The territory of Ireland extends nearly half ways across the North Atlantic. It is an area six times our land mass within which we are entitled to fishing stocks in low digits and under which we’ve given away the rights to hydrocarbons, ever since Fianna Fáil minister Ray Burke, unaccompanied by civil servants in meetings with oil and gas explorers in 1987, reversed the actions taken by Justin Keating in the 1970s.
The Labour minister had mimicked those of far-sighted Norwegian politicians in their struggle against multinational explorers.

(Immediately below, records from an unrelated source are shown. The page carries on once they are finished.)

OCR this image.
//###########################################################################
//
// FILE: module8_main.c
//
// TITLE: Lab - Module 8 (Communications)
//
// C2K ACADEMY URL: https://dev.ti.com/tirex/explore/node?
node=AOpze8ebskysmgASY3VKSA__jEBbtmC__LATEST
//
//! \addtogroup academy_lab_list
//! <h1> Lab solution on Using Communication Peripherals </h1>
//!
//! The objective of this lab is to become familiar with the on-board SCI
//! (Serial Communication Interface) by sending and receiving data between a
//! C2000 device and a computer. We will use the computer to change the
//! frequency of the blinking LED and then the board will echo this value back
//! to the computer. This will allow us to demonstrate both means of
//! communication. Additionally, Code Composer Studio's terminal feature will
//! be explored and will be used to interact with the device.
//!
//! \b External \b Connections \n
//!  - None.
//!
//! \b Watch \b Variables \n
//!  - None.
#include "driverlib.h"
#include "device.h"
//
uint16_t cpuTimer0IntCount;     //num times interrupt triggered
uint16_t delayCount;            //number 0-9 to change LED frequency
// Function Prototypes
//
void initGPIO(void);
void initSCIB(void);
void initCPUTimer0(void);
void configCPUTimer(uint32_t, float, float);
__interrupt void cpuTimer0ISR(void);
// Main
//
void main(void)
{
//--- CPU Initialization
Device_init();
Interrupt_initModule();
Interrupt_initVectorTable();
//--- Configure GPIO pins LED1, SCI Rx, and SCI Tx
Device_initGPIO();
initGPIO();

Atlantic revisits the clash between the people’s rights to a fair share of rents from natural resources and powerful business interests aligned against them by telling the story of how Newfoundland stood up to the landlocked Canadian capital of Ottawa and the big oil lobby to secure the type of share Keating had once won.
Despite the fury surrounding the water debate, few in Ireland still grasp how the Irish people are, uniquely in Europe, alienated from their own natural resources — in short, we don’t own them.
That means the fish in our seas, the hydrocarbons underneath, the wind that blows across the land and the fresh water that flows through it, are not owned by the Irish people.
In what is, arguably the largest act of larceny in our short history, Dev’s 1937 Constitution, reversed the 1922 Constitution and passed ownership of all natural resources from the ancient Irish people to the recently founded State under Article 10, then made its trusteeship unchallengeable in the courts.
The divide between the self-preservation of the State and its privileges and the Irish people only comes into sharp focus when there is an existential economic crisis, such as the last one which we entered at a low debt of just 23% of GDP.
A fresh global economic crisis, the likelihood of which currently is probably about one in seven, would catch Ireland, this time, at debt levels four times higher, while governed by a minority administration now holding all of its water in a single corporate entity.
At a fundamental level, the decision facing Britain in June is about whether the British people wish to regain the right to eject all those who govern them every few years or to continue to deposit many aspects of sovereignty to an unelected EU Commission, a decision in many ways about what modern citizenship means.
Stop anyone in the street today and ask them to describe how EU government works or to identify its key leaders and you’ll be met with blank stares but show a photo of two TDs dancing on a Pajero outside Leinster House and they’ll be identified in an instant, one set unknown but with huge powers, the other well known, but with none.
Until and unless the Irish people demand the return of all our natural resources by overturning Article 10, we remain captive not just to the uncomfortable trade-offs in the ongoing EU existential struggle, but also to a State polity that will do just about anything to preserve its privileges.
Irish viewers leaving Atlantic do so, invariably, angry but still not grasping that they’ve just watched a film, not about their natural resources but those of the State. RTÉ, who chose not to broadcast the multi-award winning The Pipe, may yet decide that Atlantic is safer fare, but will the state broadcaster then commission a series of current affairs treatments about the whale in the swimming pool, the alienation of the Irish people from their natural resources? What do you think?